I wanted to be inside, stretched out on my bed with the window fan blowing straight into my face, a Nancy Drew book in my hands. It was in that world, the world of daring adventures and unsolved mysteries, that I belonged. Not in the one where ordinary people did ordinary things. Shelling peas and picking off peanuts would not get me closer to the exotic life that I was certain was meant to be mine.
The timer on the stove went off and ended my reverie. The 15 minutes was up. I turned off the stove and moved the pot to another burner for the last step of the process: Cool.

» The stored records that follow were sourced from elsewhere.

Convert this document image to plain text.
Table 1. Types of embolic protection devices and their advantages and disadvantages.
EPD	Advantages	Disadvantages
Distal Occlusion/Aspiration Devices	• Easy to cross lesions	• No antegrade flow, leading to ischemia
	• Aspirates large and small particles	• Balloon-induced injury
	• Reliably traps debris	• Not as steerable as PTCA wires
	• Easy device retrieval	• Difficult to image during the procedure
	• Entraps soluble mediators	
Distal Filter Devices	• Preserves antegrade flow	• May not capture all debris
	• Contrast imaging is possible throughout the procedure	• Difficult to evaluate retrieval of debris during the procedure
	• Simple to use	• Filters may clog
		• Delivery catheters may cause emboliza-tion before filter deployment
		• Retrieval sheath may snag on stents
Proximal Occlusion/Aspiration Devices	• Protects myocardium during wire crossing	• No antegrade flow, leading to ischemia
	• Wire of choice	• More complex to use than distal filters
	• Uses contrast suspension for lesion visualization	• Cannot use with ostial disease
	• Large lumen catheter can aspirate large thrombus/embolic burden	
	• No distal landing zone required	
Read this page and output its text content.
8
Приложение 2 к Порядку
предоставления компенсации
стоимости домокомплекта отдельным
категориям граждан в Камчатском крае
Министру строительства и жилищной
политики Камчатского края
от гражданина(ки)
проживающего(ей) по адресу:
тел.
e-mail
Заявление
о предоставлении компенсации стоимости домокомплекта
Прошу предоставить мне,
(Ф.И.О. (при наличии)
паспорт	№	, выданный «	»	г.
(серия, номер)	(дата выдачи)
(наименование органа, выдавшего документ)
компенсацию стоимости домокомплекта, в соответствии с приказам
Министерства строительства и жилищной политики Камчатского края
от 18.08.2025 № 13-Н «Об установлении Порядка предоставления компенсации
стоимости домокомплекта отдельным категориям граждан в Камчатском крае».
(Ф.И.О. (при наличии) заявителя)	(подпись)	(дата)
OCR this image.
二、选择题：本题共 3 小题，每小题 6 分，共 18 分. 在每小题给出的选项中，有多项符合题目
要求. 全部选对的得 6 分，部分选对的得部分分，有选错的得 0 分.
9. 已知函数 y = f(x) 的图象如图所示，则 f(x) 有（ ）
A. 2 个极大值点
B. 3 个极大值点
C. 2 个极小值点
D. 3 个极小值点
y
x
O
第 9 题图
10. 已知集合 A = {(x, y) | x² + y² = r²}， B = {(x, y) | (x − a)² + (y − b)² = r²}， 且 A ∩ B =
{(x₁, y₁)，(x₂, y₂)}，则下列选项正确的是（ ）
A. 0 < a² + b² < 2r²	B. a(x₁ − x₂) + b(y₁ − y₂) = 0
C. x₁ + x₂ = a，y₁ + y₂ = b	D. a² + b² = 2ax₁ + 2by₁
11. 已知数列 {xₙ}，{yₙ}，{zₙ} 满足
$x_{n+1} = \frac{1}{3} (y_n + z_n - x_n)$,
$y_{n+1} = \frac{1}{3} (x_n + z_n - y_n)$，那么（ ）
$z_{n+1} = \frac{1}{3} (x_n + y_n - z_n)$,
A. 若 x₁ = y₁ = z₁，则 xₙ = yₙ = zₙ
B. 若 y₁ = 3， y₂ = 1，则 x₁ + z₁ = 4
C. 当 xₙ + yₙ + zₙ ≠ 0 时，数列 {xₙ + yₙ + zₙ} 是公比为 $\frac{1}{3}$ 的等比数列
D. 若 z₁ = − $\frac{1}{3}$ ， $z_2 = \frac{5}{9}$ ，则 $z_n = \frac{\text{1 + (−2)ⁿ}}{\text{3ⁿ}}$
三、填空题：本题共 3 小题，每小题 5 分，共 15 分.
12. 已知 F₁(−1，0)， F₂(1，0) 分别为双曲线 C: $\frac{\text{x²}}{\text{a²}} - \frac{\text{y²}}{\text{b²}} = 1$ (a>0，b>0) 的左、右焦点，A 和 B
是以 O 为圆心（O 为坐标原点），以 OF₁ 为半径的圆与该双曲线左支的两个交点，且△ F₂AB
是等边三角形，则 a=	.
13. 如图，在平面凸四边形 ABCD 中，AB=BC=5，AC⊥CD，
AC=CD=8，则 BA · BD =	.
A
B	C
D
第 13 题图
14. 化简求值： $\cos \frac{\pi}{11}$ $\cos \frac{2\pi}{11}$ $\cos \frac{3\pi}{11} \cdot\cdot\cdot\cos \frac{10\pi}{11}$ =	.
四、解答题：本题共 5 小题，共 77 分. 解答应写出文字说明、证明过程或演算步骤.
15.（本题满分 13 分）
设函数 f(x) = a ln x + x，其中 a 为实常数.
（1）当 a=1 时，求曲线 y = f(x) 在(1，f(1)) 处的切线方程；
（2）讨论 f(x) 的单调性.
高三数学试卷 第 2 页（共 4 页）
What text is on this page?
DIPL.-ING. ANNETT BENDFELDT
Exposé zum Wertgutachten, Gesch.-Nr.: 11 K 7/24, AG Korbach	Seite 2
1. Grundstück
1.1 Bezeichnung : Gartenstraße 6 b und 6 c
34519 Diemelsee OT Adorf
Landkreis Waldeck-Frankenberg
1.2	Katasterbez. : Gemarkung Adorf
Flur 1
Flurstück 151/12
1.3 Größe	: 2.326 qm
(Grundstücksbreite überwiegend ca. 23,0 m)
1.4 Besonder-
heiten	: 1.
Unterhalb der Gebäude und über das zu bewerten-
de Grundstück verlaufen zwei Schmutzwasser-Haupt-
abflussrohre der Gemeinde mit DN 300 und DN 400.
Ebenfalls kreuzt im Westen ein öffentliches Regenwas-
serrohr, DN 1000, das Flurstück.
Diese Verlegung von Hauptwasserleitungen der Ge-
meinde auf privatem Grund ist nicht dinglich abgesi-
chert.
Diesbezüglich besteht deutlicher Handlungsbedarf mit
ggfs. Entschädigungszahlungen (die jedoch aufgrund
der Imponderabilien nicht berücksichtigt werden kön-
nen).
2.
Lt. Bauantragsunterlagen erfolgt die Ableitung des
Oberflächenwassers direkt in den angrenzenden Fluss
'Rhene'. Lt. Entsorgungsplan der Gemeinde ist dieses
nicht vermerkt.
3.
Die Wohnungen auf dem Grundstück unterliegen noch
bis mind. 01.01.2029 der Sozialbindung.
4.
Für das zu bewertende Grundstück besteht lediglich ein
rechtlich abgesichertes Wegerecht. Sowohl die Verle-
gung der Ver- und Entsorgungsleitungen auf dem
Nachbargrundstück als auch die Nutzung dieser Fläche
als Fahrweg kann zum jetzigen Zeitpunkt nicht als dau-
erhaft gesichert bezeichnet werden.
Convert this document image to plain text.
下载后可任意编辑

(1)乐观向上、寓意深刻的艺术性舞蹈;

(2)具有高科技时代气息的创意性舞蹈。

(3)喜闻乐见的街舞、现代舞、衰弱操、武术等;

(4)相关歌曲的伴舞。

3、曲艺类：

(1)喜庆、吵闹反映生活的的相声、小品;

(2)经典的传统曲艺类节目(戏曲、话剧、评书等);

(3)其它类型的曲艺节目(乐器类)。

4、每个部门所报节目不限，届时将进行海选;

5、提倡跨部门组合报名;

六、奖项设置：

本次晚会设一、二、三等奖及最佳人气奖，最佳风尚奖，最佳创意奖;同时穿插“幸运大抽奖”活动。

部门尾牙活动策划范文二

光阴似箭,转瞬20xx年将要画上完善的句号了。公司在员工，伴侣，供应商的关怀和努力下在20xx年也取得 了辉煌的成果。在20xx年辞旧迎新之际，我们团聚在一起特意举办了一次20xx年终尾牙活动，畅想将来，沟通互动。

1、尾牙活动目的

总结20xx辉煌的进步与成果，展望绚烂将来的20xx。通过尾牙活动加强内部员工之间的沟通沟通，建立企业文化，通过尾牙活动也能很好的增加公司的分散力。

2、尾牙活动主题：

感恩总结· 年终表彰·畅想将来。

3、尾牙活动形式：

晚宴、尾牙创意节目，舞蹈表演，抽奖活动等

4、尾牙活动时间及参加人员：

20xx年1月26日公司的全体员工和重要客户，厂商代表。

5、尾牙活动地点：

Remembering the frustration of those sweltering summer days, it occurred to me that making my self has been a little like making blackberry jam. At ten, I was a combination of wildness and sweetness and life would have to do quite a bit of heating and stirring before the two things melded into something that was worth sharing, something that would keep.
So, I think I've come to turns with the idea that I'm never going to catch a nefarious criminal on a dude ranch or discover a hidden staircase, receive a mysterious letter or find a message in a hollow oak. That's just as well. I don't think Nancy Drew ever had time to make blackberry jam.